Affluenza: we now have a terminal case
There is always a risk, as a writer, that when you write about a topic someone out there is going to say “How can YOU say such a thing…look at your own life!” This is one of those topics. We’ve all heard preachers say, “Now I’m preaching to myself here, too.” So at the outset, let me put up that disclaimer. I am preaching to myself.
I can’t watch the news anymore. Can you? Even my favorite newscasters have started issuing appologies with their broadcasts. After reading a string of companies reporting record-breaking losses, one woman looked at the camera and said, “I’m so sorry to have to read this. But you need to know what’s happening out here.” There is no longer any doubt that the financial landscape of America — the world? — has changed for the foreseeable future.
Recently I picked up the book “Affluenza” by John De Graaf, David Wann and Thomas H. Naylor. It is the kind of book that I would normally avoid like the plauge. But it was the end of a long day, and the comfy chair at Barnes and Noble was right next to a display featuring this book. To my surprise, inside the book I found a very acccurate diagnosis of our current situation (written in 2001 and updated in 2005), as well as many ways to combat the problem.
Affluenza, according to the authors, is “a painful, contagious, socially trnasmitted condition of overload, debt, anxiety and waste resulting rom the dogged pursuit of more.” Definitely the disease that got us here. As America lurches along its path, affluenza is going to sideline us for awhile as surely as a flu will land you in bed fora few days: it is the inevitable result. And there — right there in the middle of our bed-ridden downfall — is the seed of our hope. Because everything that is “normal” is about to change, leaving behind a gaping sense of need
“Normal is getting dressed in clothes that you buy for work, driving through traffic in a car that you are still paying for, in order to get to the job that you need so you can pay for the clothes, car and the house that you leave empty all day in order to afford to live in it.”

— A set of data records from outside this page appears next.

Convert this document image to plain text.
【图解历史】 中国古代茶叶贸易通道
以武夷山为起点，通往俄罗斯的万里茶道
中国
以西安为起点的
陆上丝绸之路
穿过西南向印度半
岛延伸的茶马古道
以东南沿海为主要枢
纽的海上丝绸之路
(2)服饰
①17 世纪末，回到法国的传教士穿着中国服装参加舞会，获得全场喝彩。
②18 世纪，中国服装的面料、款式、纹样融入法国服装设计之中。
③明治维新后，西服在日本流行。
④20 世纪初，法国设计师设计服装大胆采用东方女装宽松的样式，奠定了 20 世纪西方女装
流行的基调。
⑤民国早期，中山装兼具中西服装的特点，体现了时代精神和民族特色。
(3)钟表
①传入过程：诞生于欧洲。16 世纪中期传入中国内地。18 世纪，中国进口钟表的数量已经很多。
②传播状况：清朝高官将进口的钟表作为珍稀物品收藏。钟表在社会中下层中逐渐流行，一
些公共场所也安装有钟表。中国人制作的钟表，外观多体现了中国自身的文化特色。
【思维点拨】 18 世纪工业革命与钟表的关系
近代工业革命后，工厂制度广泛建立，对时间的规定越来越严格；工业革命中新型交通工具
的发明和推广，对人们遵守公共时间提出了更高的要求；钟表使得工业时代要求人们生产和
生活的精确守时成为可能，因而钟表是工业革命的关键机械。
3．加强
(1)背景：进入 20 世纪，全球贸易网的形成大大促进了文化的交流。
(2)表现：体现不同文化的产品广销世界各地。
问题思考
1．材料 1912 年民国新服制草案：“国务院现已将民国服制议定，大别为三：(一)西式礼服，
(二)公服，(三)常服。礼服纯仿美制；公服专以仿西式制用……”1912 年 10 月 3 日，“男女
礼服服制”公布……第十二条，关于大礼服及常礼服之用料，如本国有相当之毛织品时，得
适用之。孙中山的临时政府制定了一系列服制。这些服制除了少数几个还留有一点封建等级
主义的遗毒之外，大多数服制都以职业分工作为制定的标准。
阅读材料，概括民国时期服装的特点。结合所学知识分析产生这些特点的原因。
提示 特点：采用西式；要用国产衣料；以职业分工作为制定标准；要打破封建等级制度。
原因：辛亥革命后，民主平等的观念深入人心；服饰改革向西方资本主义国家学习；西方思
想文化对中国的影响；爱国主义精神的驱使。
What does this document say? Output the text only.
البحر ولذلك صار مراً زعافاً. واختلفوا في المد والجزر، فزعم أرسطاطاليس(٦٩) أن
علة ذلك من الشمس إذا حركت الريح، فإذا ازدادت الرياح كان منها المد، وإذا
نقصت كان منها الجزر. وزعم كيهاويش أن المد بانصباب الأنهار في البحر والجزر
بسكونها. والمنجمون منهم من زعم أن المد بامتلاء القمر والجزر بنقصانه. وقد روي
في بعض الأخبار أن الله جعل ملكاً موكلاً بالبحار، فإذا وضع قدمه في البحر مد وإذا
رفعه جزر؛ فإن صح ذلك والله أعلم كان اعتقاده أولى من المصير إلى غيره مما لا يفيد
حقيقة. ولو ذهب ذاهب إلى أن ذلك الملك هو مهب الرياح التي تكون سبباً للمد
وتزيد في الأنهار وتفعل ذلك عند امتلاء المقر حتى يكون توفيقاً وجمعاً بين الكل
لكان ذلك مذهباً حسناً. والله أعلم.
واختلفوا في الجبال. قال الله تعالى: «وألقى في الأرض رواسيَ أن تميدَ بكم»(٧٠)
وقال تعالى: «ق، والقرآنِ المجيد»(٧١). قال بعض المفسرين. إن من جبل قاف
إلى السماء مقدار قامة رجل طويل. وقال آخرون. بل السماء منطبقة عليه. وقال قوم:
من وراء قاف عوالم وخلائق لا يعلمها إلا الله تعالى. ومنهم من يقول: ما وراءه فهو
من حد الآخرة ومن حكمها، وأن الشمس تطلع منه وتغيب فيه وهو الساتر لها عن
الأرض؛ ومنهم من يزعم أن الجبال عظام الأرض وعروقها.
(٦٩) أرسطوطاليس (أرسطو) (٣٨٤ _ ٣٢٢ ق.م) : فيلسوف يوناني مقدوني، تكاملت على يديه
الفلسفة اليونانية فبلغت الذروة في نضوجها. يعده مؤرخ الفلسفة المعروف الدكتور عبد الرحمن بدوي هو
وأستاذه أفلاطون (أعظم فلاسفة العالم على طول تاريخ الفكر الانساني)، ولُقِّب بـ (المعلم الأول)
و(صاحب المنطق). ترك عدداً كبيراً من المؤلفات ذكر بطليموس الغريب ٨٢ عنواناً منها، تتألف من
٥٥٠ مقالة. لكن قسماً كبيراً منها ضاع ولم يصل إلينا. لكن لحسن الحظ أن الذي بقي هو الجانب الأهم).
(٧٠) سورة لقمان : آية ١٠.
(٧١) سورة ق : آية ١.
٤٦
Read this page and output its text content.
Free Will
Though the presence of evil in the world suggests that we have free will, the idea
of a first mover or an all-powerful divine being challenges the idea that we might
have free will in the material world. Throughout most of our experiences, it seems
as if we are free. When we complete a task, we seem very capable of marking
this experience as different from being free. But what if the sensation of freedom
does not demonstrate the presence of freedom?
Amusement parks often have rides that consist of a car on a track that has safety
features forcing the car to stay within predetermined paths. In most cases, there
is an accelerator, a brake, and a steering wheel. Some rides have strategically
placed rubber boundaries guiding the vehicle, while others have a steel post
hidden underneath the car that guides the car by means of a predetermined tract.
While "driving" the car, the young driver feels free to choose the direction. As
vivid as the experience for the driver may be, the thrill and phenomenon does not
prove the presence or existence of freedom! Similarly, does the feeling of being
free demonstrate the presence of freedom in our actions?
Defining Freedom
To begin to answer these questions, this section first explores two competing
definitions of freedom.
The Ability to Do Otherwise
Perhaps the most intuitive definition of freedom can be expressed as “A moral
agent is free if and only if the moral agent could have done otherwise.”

Ellen Goodman, quoted in Affluenza
The second half of Affluenza begins to discuss ways to enrich our lives, healthy choices that build emotional, spiritual and physical health into our lives. What an opportunity we have! I am more excited by the opportunities for living an incarnational kingdom life now than I was a year ago, because NOW we have neighbors who are ready to listen. Normal is gone.
The trappings of people’s status — cars, activities, clothing, — often insulate us from each other. But in the days to come we are going to see people become hungry for real connection with each other. We’ve all seen it in the aftermath of a serious illness or a death: when life comes crashing down, it’s only the people around you who matter. So get ready! Life is crashing down, and relational capital is going to be in demand. People will need each other once their bubble of self-sufficiency is burst. You can already hear it in the coffee shops, as people lament over the newspaper and the latest reports. You can see it reflected in television commercials like Target, which show the new normal as staying home and connecting. We really have turned a corner in this world of ours. I’m going to be ready to step into the gap for the kingdom.